Na prática, é verdade, temos uma realidade social e política que ainda nos limita a capacidade de aplicar todos esses princípios, restando-nos a possibilidade de adaptarmos os nossos serviços para oferecer, da melhor forma possível, um atendimento com qualidade.
Um dos assuntos mais críticos relacionados à questão do adolescente soropositivo atualmente é a adesão ao tratamento. Diversos fatores influenciam essa adesão: a dificuldade em raciocinar longe do hoje e agora, numa perspectiva de futuro; a fantasia de que "comigo isso não acontece"; as atitudes de enfrentamento das condutas impostas e o afastamento em relação aos pais, todas características comuns no processo de mudanças que é a adolescência. Nesse momento, o vínculo entre o profissional do serviço de saúde (médico/a, enfermeiro/a, psicólogo/a, etc), o cuidador e o paciente é de fundamental importância para a superação dos obstáculos "naturais" que surgem.
Em termos práticos, então, e levando em consideração a adesão como um fator indispensável para o sucesso do processo terapêutico, poderíamos dividir os adolescentes com relação ao momento de chegada ao serviço de saúde para definir o ambulatório ideal para seu seguimento.
Os adolescentes seguidos desde a infância deveriam continuar seu acompanhamento no ambulatório de pediatria, uma vez que a mudança neste momento implicaria conflitos relacionados à readaptação do adolescente/cuidador, confiança na nova equipe, insegurança frente ao futuro etc, todas questões que poderiam exercer influência nociva na adesão, muitas vezes comprometendo um trabalho que vinha sendo feito com aquele paciente/cuidador. Em algum momento do futuro, esses pacientes terão, obviamente, que deixar o serviço de pediatria, porém acredito que este processo deva ocorrer de forma lenta e gradual, estabelecendo, ao menos de início, um acompanhamento em paralelo como forma de adaptação.
Aqueles adolescentes com infecção recente e que iniciam o acompanhamento nesta fase provavelmente se beneficiariam ao serem seguidos no ambulatórios de adultos. Certamente esses jovens, baseados na crença errônea de que já venceram os "ritos de passagem" para a vida de adulto (o início da atividade sexual, por vezes a paternidade/maternidade e o uso de drogas) teriam grandes dificuldades de adesão a um serviço de pediatria.

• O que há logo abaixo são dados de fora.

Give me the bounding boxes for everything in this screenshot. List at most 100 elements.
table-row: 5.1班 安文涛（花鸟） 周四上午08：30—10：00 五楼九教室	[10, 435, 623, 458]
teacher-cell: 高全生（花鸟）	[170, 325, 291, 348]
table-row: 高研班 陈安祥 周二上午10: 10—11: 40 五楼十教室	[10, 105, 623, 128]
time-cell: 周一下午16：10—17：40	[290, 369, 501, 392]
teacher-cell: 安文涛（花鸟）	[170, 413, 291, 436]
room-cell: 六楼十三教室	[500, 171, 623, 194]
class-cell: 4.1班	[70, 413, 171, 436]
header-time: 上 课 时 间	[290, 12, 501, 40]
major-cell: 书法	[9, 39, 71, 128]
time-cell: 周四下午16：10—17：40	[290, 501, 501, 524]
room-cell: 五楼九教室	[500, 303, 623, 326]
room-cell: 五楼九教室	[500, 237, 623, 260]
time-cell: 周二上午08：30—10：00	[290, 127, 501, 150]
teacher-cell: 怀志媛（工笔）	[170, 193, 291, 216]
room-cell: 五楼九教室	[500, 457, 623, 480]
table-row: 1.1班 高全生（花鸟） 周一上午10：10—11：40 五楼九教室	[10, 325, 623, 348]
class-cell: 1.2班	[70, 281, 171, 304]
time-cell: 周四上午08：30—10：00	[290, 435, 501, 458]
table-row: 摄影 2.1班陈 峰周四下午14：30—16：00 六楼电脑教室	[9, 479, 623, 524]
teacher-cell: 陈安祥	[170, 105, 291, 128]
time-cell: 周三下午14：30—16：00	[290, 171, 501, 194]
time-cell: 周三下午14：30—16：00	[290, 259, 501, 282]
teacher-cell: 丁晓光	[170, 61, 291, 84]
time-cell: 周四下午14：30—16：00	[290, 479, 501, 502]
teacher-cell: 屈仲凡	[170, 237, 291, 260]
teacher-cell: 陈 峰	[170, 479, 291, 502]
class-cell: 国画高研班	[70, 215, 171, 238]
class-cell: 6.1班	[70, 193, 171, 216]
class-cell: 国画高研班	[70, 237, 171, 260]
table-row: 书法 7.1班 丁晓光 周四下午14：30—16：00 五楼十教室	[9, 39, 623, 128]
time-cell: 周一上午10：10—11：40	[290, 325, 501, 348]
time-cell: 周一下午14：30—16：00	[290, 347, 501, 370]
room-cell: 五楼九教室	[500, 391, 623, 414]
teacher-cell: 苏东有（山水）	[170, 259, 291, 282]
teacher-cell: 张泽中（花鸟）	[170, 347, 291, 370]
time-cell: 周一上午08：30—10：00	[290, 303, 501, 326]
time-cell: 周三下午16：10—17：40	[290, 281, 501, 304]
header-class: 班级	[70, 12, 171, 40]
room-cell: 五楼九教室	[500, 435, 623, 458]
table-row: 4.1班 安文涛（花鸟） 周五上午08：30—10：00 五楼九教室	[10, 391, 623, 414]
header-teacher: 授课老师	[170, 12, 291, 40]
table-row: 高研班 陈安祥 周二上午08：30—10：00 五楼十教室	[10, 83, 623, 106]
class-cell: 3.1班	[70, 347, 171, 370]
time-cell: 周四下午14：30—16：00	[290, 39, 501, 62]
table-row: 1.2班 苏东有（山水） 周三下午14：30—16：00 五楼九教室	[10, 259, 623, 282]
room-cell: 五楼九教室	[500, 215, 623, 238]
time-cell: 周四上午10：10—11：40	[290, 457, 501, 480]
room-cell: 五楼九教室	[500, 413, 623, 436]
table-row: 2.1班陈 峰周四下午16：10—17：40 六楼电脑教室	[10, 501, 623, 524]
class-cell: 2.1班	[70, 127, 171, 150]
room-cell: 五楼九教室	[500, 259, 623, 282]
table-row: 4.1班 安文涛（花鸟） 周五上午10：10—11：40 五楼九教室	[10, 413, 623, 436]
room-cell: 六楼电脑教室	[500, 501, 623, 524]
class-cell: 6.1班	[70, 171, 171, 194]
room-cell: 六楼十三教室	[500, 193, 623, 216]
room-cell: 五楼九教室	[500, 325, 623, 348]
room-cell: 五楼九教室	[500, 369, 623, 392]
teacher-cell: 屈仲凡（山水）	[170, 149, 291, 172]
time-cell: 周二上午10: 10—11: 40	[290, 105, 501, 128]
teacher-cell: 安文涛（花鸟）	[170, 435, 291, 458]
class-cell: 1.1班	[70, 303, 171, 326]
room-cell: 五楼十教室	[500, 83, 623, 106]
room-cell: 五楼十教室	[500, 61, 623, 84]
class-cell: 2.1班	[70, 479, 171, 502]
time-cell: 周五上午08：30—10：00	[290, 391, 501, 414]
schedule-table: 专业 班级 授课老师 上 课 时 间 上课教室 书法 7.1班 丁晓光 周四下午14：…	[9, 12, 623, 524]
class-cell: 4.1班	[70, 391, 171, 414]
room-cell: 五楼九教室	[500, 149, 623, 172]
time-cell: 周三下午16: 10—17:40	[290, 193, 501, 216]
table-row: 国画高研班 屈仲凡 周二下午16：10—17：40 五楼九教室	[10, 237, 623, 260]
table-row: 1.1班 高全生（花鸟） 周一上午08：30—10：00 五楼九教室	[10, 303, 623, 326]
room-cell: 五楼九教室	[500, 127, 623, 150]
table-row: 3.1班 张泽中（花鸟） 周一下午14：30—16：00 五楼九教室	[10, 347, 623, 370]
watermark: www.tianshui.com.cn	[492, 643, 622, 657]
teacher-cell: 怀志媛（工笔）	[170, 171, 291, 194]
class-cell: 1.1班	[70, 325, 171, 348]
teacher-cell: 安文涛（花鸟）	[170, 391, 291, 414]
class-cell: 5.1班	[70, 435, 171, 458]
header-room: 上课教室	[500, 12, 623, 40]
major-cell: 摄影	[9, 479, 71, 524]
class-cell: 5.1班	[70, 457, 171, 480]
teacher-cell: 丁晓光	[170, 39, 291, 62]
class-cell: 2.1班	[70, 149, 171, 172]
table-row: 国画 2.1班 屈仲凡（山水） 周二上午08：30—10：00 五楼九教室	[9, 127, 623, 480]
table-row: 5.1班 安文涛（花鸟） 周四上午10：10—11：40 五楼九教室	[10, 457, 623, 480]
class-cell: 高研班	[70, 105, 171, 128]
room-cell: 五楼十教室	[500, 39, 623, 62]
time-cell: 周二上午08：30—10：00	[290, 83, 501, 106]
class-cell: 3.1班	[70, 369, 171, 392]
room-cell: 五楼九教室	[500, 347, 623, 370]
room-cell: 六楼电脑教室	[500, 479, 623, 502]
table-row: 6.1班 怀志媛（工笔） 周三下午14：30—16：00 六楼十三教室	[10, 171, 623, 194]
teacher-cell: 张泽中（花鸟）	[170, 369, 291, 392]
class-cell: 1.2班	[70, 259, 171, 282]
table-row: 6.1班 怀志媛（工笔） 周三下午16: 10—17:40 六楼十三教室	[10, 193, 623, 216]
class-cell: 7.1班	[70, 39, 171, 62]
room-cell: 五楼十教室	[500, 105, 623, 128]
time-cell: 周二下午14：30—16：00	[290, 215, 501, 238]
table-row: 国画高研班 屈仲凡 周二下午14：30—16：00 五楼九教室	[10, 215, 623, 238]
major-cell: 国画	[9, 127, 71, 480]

Isso não exclui, obviamente, que esses ambulatórios sejam serviços de pediatria ou de adultos, tenham que se preparar para oferecer serviços voltados especificamente para estes "novos" clientes. Ou seja, como já citado anteriormente, uma equipe multidisciplinar e interdisciplinar treinada para suas especificidades e capaz de desenvolver atividades voltadas para aquela faixa etária.
Apenas entendendo o adolescente como um indivíduo que vive um processo de evolução normalmente conturbado e oferecendo a ele suporte para crescer e se desenvolver adequadamente, teremos um paciente capaz de entender, aceitar e participar do seu tratamento de forma satisfatória, ou próxima ao ideal.